ELiC: Efficient LiDAR Geometry Compression via Cross-Bit-depth Feature Propagation and Bag-of-Encoders¶

Conference: CVPR 2026
arXiv: 2511.14070
Code: https://github.com/moolgom/ELiCv1 (Available)
Area: Autonomous Driving / Point Cloud Compression
Keywords: LiDAR Geometry Compression, Octree, Sparse Convolution, Cross-Bit-depth Feature Propagation, Real-time Encoding/Decoding

TL;DR¶

Based on the lightweight real-time LiDAR geometry compressor RENO, ELiC introduces a "triad" of Cross-Bit-depth Feature Propagation, Bag-of-Encoders selection, and Morton order-preserving hierarchy. By allowing sparse high bit-depth layers to reuse contextual features from dense low bit-depth layers, ELiC achieves state-of-the-art compression rates with a real-time throughput of 10 FPS on Ford and SemanticKITTI datasets.

Background & Motivation¶

Background: Current mainstream sparse tensor-based point cloud geometry compressors (SparsePCGC, Unicorn, UniPCGC, RENO, etc.) adopt a "layer-independent bit-depth" design. This involves coarsening the point cloud into an octree structure from the original bit-depth. At each layer, voxel coordinates of the current bit-depth are used as input to independently predict the occupancy probabilities of 8 sub-voxels in the next layer, followed by encoding the 8-bit occupancy symbols into the bitstream using arithmetic coding.

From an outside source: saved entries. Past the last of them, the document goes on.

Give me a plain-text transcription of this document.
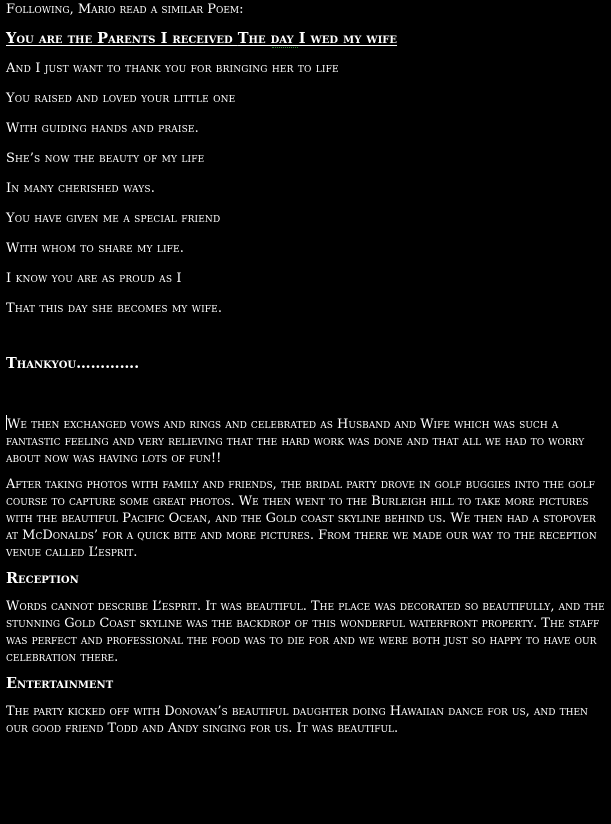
Following, Mario read a similar Poem:

You are the Parents I received The day I wed my wife

And I just want to thank you for bringing her to life

You raised and loved your little one

With guiding hands and praise.

She’s now the beauty of my life

In many cherished ways.

You have given me a special friend

With whom to share my life.

I know you are as proud as I

That this day she becomes my wife.

Thankyou………….

We then exchanged vows and rings and celebrated as Husband and Wife which was such a fantastic feeling and very relieving that the hard work was done and that all we had to worry about now was having lots of fun!!

After taking photos with family and friends, the bridal party drove in golf buggies into the golf course to capture some great photos. We then went to the Burleigh hill to take more pictures with the beautiful Pacific Ocean, and the Gold coast skyline behind us. We then had a stopover at McDonalds’ for a quick bite and more pictures. From there we made our way to the reception venue called L’esprit.

Reception

Words cannot describe L’esprit. It was beautiful. The place was decorated so beautifully, and the stunning Gold Coast skyline was the backdrop of this wonderful waterfront property. The staff was perfect and professional the food was to die for and we were both just so happy to have our celebration there.

Entertainment

The party kicked off with Donovan’s beautiful daughter doing Hawaiian dance for us, and then our good friend Todd and Andy singing for us. It was beautiful.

Limitations of Prior Work: This "layer independence" is a core weakness. Each layer relies solely on current bit-depth coordinates, re-deriving spatial context that the previous (denser) layers already possessed. This is particularly fatal for LiDAR: Fig. 2 in the paper shows that at high bit-depths (13–15 bits) in the Ford-01 sequence, the average number of neighbors within a \(2{\times}2{\times}2\) or \(3{\times}3{\times}3\) cubic neighborhood is at most 1. Since sparse convolution kernels are \(2{\times}2{\times}2\) or \(3{\times}3{\times}3\), the neighborhood is almost empty, leaving the model to "blindly guess" spatial context with minimal evidence.

Key Challenge: LiDAR point density varies drastically with bit-depth—dense at lower levels and extremely sparse at higher levels. This density shift changes neighbor statistics, activation rates, and effective receptive fields. Consequently, using a single shared network for all layers makes it difficult to achieve optimal compression at every level.

Goal: To address two issues without sacrificing the real-time performance of RENO (lightweight sparse networks and variable input bit-depths): (1) Insufficient context in sparse high-level layers; and (2) The inability of a single model to adapt to cross-layer density distribution differences.

Key Insight: The authors observe that dense low bit-depth layers contain reusable geometric context. By propagating and accumulating features extracted from low levels up the hierarchy, higher levels can "borrow" context even when neighbors are scarce.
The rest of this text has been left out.